Twentieth-Century America PDF Author: Thomas C. Reeves
Publisher: Oxford University Press
ISBN: 0190281421
Category : History
Languages : en
Pages : 321

Book Description
As this most tumultuous century draws to a close, the need for a concise and trustworthy history is clear. Recent decades have seen the publication of American histories that are either bloated with unnecessary detail or infused with a polemical purpose that undermines their authority. InTwentieth-Century America, Thomas C. Reeves provides a fluidly written narrative history that combines the rare virtues of compression, inclusiveness, and balance. From Progressivism and the New Deal right up to the present, Reeves covers all aspects of American history, providing solid coverage of each era without burying readers in needless detail or trivia. This approach allows readers to grasp the major developments and continuities of American history and to come away with a cohesive picture of the whole of the twentieth century. The volume stresses social and well as political history, emphasizing the roles played by all Americans--including immigrants, minorities, women, and working people--and pays special attention to such topics as religion, crime, public health, national prosperity, and the media. Reeves is careful throughout to present both sides of controversial subjects and yet does not leave readers bewildered about which interpretations are most strongly supported or where to explore these issues more thoroughly. At the conclusion of each chapter, the author cites ten authoritative volumes for further study. The bibliographies, as well as the text, are refreshing in their lack of ideological bent. "Objectivity," Reeves suggests, "is an illusive but worthy goal for the historian." For anyone wishing to achieve a lucid historical overview of the past 100 years, Twentieth-Century America is the best place to start.

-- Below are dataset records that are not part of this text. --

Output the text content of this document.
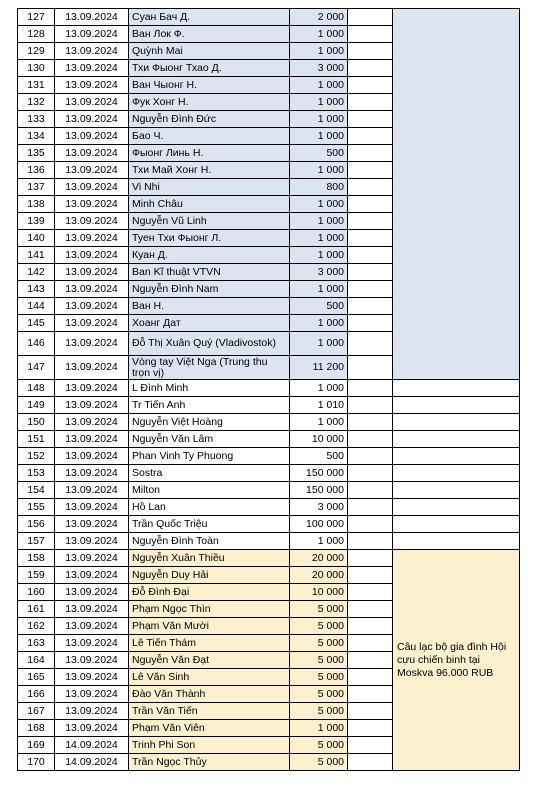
127	13.09.2024	Суан Бач Д.	2 000		
128	13.09.2024	Ван Лок Ф.	1 000		
129	13.09.2024	Quỳnh Mai	1 000		
130	13.09.2024	Тхи Фыонг Тхао Д.	3 000		
131	13.09.2024	Ван Чыонг Н.	1 000		
132	13.09.2024	Фук Хонг Н.	1 000		
133	13.09.2024	Nguyễn Đình Đức	1 000		
134	13.09.2024	Бао Ч.	1 000		
135	13.09.2024	Фыонг Линь Н.	500		
136	13.09.2024	Тхи Май Хонг Н.	1 000		
137	13.09.2024	Vi Nhi	800		
138	13.09.2024	Minh Châu	1 000		
139	13.09.2024	Nguyễn Vũ Linh	1 000		
140	13.09.2024	Туен Тхи Фыонг Л.	1 000		
141	13.09.2024	Куан Д.	1 000		
142	13.09.2024	Ban Kĩ thuật VTVN	3 000		
143	13.09.2024	Nguyễn Đình Nam	1 000		
144	13.09.2024	Ван Н.	500		
145	13.09.2024	Хоанг Дат	1 000		
146	13.09.2024	Đỗ Thị Xuân Quý (Vladivostok)	1 000		
147	13.09.2024	Vòng tay Việt Nga (Trung thu trọn vị)	11 200		
148	13.09.2024	L Đình Minh	1 000		
149	13.09.2024	Tr Tiến Anh	1 010		
150	13.09.2024	Nguyễn Việt Hoàng	1 000		
151	13.09.2024	Nguyễn Văn Lâm	10 000		
152	13.09.2024	Phan Vinh Ty Phuong	500		
153	13.09.2024	Sostra	150 000		
154	13.09.2024	Milton	150 000		
155	13.09.2024	Hồ Lan	3 000		
156	13.09.2024	Trần Quốc Triệu	100 000		
157	13.09.2024	Nguyễn Đình Toàn	1 000		
158	13.09.2024	Nguyễn Xuân Thiều	20 000		Câu lạc bộ gia đình Hội cựu chiến binh tại Moskva 96.000 RUB
159	13.09.2024	Nguyễn Duy Hải	20 000		
160	13.09.2024	Đỗ Đình Đại	10 000		
161	13.09.2024	Phạm Ngọc Thìn	5 000		
162	13.09.2024	Phạm Văn Mười	5 000		
163	13.09.2024	Lê Tiến Thám	5 000		
164	13.09.2024	Nguyễn Văn Đạt	5 000		
165	13.09.2024	Lê Văn Sinh	5 000		
166	13.09.2024	Đào Văn Thành	5 000		
167	13.09.2024	Trần Văn Tiến	5 000		
168	13.09.2024	Phạm Văn Viên	1 000		
169	14.09.2024	Trinh Phi Son	5 000		
170	14.09.2024	Trần Ngọc Thủy	5 000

Twentieth-Century American Art

Twentieth-Century American Art PDF Author: Erika Doss
Publisher: OUP Oxford
ISBN: 0191587745
Category : Art
Languages : en
Pages : 288

Book Description
Jackson Pollock, Georgia O'Keeffe, Andy Warhol, Julian Schnabel, and Laurie Anderson are just some of the major American artists of the twentieth century. From the 1893 Chicago World's Fair to the 2000 Whitney Biennial, a rapid succession of art movements and different styles reflected the extreme changes in American culture and society, as well as America's position within the international art world. This exciting new look at twentieth century American art explores the relationships between American art, museums, and audiences in the century that came to be called the 'American century'. Extending beyond New York, it covers the emergence of Feminist art in Los Angeles in the 1970s; the Black art movement; the expansion of galleries and art schools; and the highly political public controversies surrounding arts funding. All the key movements are fully discussed, including early American Modernism, the New Negro movement, Regionalism, Abstract Expressionism, Pop Art, and Neo-Expressionism.

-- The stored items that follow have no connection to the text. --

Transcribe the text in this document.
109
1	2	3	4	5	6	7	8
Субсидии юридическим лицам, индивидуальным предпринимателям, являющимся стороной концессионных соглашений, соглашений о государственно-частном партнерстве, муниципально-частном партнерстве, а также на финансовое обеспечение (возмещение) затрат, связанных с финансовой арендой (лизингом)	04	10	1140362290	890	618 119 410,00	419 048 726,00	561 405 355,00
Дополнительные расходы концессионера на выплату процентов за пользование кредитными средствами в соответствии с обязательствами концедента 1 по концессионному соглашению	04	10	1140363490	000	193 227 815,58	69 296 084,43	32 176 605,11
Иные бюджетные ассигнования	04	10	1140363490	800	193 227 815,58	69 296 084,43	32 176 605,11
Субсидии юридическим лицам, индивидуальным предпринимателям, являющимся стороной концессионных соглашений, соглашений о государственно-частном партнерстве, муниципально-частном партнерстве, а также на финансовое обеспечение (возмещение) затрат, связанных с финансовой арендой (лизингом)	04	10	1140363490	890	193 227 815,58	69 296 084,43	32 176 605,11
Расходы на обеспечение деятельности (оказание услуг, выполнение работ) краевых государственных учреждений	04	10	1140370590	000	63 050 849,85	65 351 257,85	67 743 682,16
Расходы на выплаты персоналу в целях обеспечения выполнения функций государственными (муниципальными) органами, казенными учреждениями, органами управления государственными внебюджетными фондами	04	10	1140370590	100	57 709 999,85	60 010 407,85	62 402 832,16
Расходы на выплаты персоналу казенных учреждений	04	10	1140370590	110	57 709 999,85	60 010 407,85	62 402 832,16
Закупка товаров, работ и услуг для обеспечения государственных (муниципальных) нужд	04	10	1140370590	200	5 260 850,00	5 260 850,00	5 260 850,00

The 100 Greatest Americans of the 20th Century

The 100 Greatest Americans of the 20th Century PDF Author: Peter Dreier
Publisher: Bold Type Books
ISBN: 1568586949
Category : History
Languages : en
Pages : 514

Book Description
A hundred years ago, any soapbox orator who called for women's suffrage, laws protecting the environment, an end to lynching, or a federal minimum wage was considered a utopian dreamer or a dangerous socialist. Now we take these ideas for granted -- because the radical ideas of one generation are often the common sense of the next. We all stand on the shoulders of earlier generations of radicals and reformers who challenged the status quo of their day. Unfortunately, most Americans know little of this progressive history. It isn't taught in most high schools. You can't find it on the major television networks. In popular media, the most persistent interpreter of America's radical past is Glenn Beck, who teaches viewers a wildly inaccurate history of unions, civil rights, and the American Left. The 100 Greatest Americans of the 20th Century, a colorful and witty history of the most influential progressive leaders of the twentieth century and beyond, is the perfect antidote.